Advancing Sexual and Reproductive Health and Rights
 
The Guttmacher Report on Public Policy
December 2003, Volume 6, Number 5
 
For the Record

Title X Program Announcement Articulates New Priorities for Nation's

In July 2003, the Office of Population Affairs (OPA) at the U.S. Department of Health and Human Services formally requested applications for $49 million for family planning service delivery under the Title X program for FY 2004. The request for applications was in some respects routine, affecting the 24 competitive grants supporting service delivery that are up for renewal that year. (The rest of the FY 2004 appropriation will support the remaining 64 grants, which are not open to competition in FY 2004.) However, the announcement contains a number of new program priorities (affecting the 24 grants this year and, presumably, the remaining grants in subsequent years) that will affect the delivery of subsidized family planning services for millions of low-income women and teenagers in the years to come.

While continuing to acknowledge Title X's statutory mission of assuring access to a broad package of high-quality family planning and related preventive health services, the OPA announcement identifies several new overarching goals for the program that reflect the Bush administration's broader social agenda but do not appear in statute. Specifically, it stresses that the broad range of services includes "extramarital abstinence education and counseling" designed to "encourage abstinence outside a mutually monogamous marriage or union" (see related story, page 4). Building on the long-standing requirement to encourage family participation in the decision of minors to seek family planning services, funded programs will now also be required to include activities that promote positive family relationships.
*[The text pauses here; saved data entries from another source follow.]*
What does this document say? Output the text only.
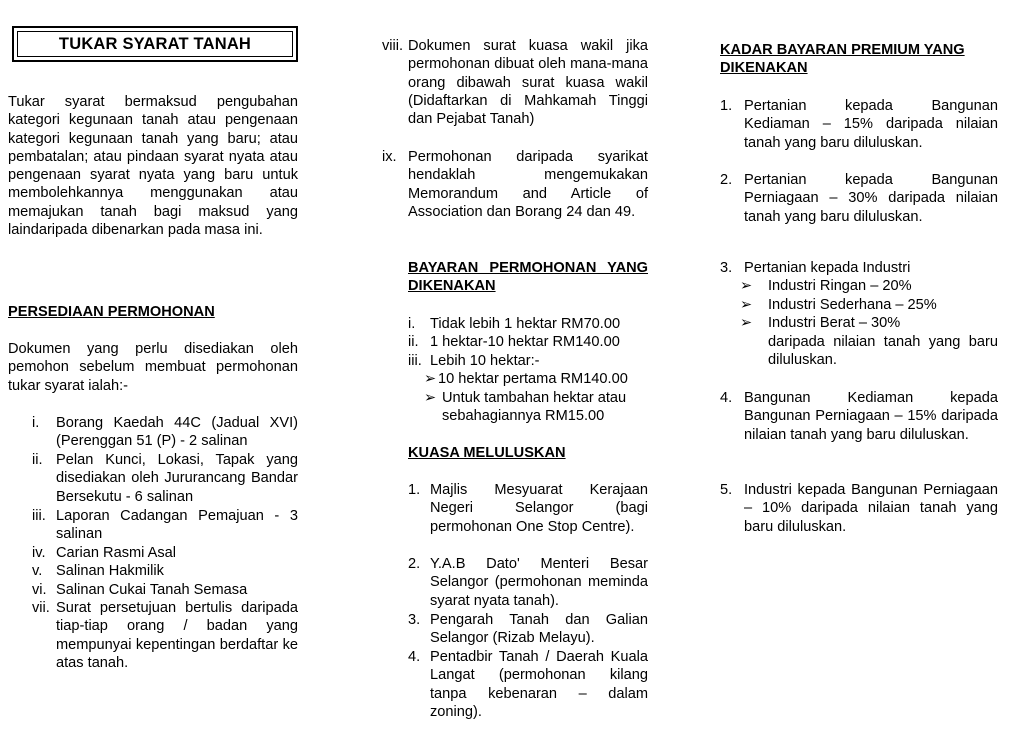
TUKAR SYARAT TANAH
Tukar syarat bermaksud pengubahan kategori kegunaan tanah atau pengenaan kategori kegunaan tanah yang baru; atau pembatalan; atau pindaan syarat nyata atau pengenaan syarat nyata yang baru untuk membolehkannya menggunakan atau memajukan tanah bagi maksud yang laindaripada dibenarkan pada masa ini.
PERSEDIAAN PERMOHONAN
Dokumen yang perlu disediakan oleh pemohon sebelum membuat permohonan tukar syarat ialah:-
i. Borang Kaedah 44C (Jadual XVI) (Perenggan 51 (P) - 2 salinan
ii. Pelan Kunci, Lokasi, Tapak yang disediakan oleh Jururancang Bandar Bersekutu - 6 salinan
iii. Laporan Cadangan Pemajuan - 3 salinan
iv. Carian Rasmi Asal
v. Salinan Hakmilik
vi. Salinan Cukai Tanah Semasa
vii. Surat persetujuan bertulis daripada tiap-tiap orang / badan yang mempunyai kepentingan berdaftar ke atas tanah.
viii. Dokumen surat kuasa wakil jika permohonan dibuat oleh mana-mana orang dibawah surat kuasa wakil (Didaftarkan di Mahkamah Tinggi dan Pejabat Tanah)
ix. Permohonan daripada syarikat hendaklah mengemukakan Memorandum and Article of Association dan Borang 24 dan 49.
BAYARAN PERMOHONAN YANG DIKENAKAN
i. Tidak lebih 1 hektar RM70.00
ii. 1 hektar-10 hektar RM140.00
iii. Lebih 10 hektar:-
➢ 10 hektar pertama RM140.00
➢ Untuk tambahan hektar atau sebahagiannya RM15.00
KUASA MELULUSKAN
1. Majlis Mesyuarat Kerajaan Negeri Selangor (bagi permohonan One Stop Centre).
2. Y.A.B Dato' Menteri Besar Selangor (permohonan meminda syarat nyata tanah).
3. Pengarah Tanah dan Galian Selangor (Rizab Melayu).
4. Pentadbir Tanah / Daerah Kuala Langat (permohonan kilang tanpa kebenaran – dalam zoning).
KADAR BAYARAN PREMIUM YANG DIKENAKAN
1. Pertanian kepada Bangunan Kediaman – 15% daripada nilaian tanah yang baru diluluskan.
2. Pertanian kepada Bangunan Perniagaan – 30% daripada nilaian tanah yang baru diluluskan.
3. Pertanian kepada Industri
➢ Industri Ringan – 20%
➢ Industri Sederhana – 25%
➢ Industri Berat – 30%
daripada nilaian tanah yang baru diluluskan.
4. Bangunan Kediaman kepada Bangunan Perniagaan – 15% daripada nilaian tanah yang baru diluluskan.
5. Industri kepada Bangunan Perniagaan – 10% daripada nilaian tanah yang baru diluluskan.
Finally, emphasis is placed on partnering with faith-based organizations, which, the announcement also notes, are eligible to apply for Title X grants in their own right.
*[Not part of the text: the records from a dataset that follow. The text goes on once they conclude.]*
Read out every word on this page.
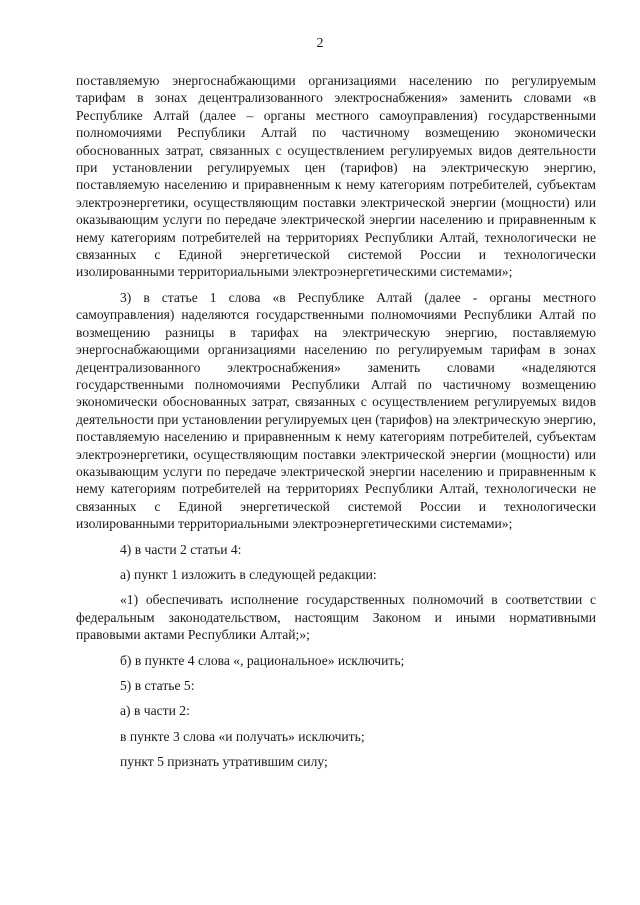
2

поставляемую энергоснабжающими организациями населению по регулируемым тарифам в зонах децентрализованного электроснабжения» заменить словами «в Республике Алтай (далее – органы местного самоуправления) государственными полномочиями Республики Алтай по частичному возмещению экономически обоснованных затрат, связанных с осуществлением регулируемых видов деятельности при установлении регулируемых цен (тарифов) на электрическую энергию, поставляемую населению и приравненным к нему категориям потребителей, субъектам электроэнергетики, осуществляющим поставки электрической энергии (мощности) или оказывающим услуги по передаче электрической энергии населению и приравненным к нему категориям потребителей на территориях Республики Алтай, технологически не связанных с Единой энергетической системой России и технологически изолированными территориальными электроэнергетическими системами»;

3) в статье 1 слова «в Республике Алтай (далее - органы местного самоуправления) наделяются государственными полномочиями Республики Алтай по возмещению разницы в тарифах на электрическую энергию, поставляемую энергоснабжающими организациями населению по регулируемым тарифам в зонах децентрализованного электроснабжения» заменить словами «наделяются государственными полномочиями Республики Алтай по частичному возмещению экономически обоснованных затрат, связанных с осуществлением регулируемых видов деятельности при установлении регулируемых цен (тарифов) на электрическую энергию, поставляемую населению и приравненным к нему категориям потребителей, субъектам электроэнергетики, осуществляющим поставки электрической энергии (мощности) или оказывающим услуги по передаче электрической энергии населению и приравненным к нему категориям потребителей на территориях Республики Алтай, технологически не связанных с Единой энергетической системой России и технологически изолированными территориальными электроэнергетическими системами»;

4) в части 2 статьи 4:

а) пункт 1 изложить в следующей редакции:

«1) обеспечивать исполнение государственных полномочий в соответствии с федеральным законодательством, настоящим Законом и иными нормативными правовыми актами Республики Алтай;»;

б) в пункте 4 слова «, рациональное» исключить;

5) в статье 5:

а) в части 2:

в пункте 3 слова «и получать» исключить;

пункт 5 признать утратившим силу;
But perhaps most striking is the new language spelling out requirements for the integration of family planning and HIV prevention services. Achieving such integration has been a priority for many family planning providers for several years. While noting that "HIV/AIDS education, counseling and testing either on-site or by referral should be provided in all Title X funded programs," the announcement states that HIV/AIDS education "should incorporate the 'ABC' message"—explaining further that "for adolescents and unmarried individuals, the message is 'A' for abstinence; for married or individuals in committed relationships, the message is 'B' for being faithful; and, for individuals who engage in behavior that puts them at risk for HIV, the message is 'C' for condom use."

This represents the first time that the administration has imported the ABC approach, derived from the international context and guiding U.S. policy for HIV prevention efforts overseas, to a domestic public health program (see related story, page 1, and "U.S. AIDS Policy: Priority on Treatment, Conservatives' Approach to Prevention," TGR, August 2003, page 1). It also represents the first time that the ABC message will shape counseling provided to individuals within the context of a medical family planning visit, rather than public education messages designed to respond to high rates of HIV.

Putting the ABC requirement into practice will pose key challenges for Title X providers, largely because the grant announcement leaves many questions unanswered. While it spells out different HIV prevention messages to be provided to different subgroups, to what extent are these populations actually separate and distinct? Specifically, should "adolescents and unmarried individuals" who are also sexually active and, therefore, "engag[ing] in behavior that puts then at risk for HIV," be given messages about abstinence, condom use, or both? And, if HIV prevention and pregnancy prevention services are to be integrated within a family planning visit, does the ABC approach also become the primary strategy for pregnancy prevention? In other words, how are Title X providers expected to reconcile the new requirement to provide abstinence messages to all unmarried individuals for HIV prevention with the program's historic mandate to provide contraceptive methods and services to sexually active individuals, including teenagers? These are only a few of the questions confronting Title X providers that will be further explicated over time as the administration seeks to implement its new Title X program priorities.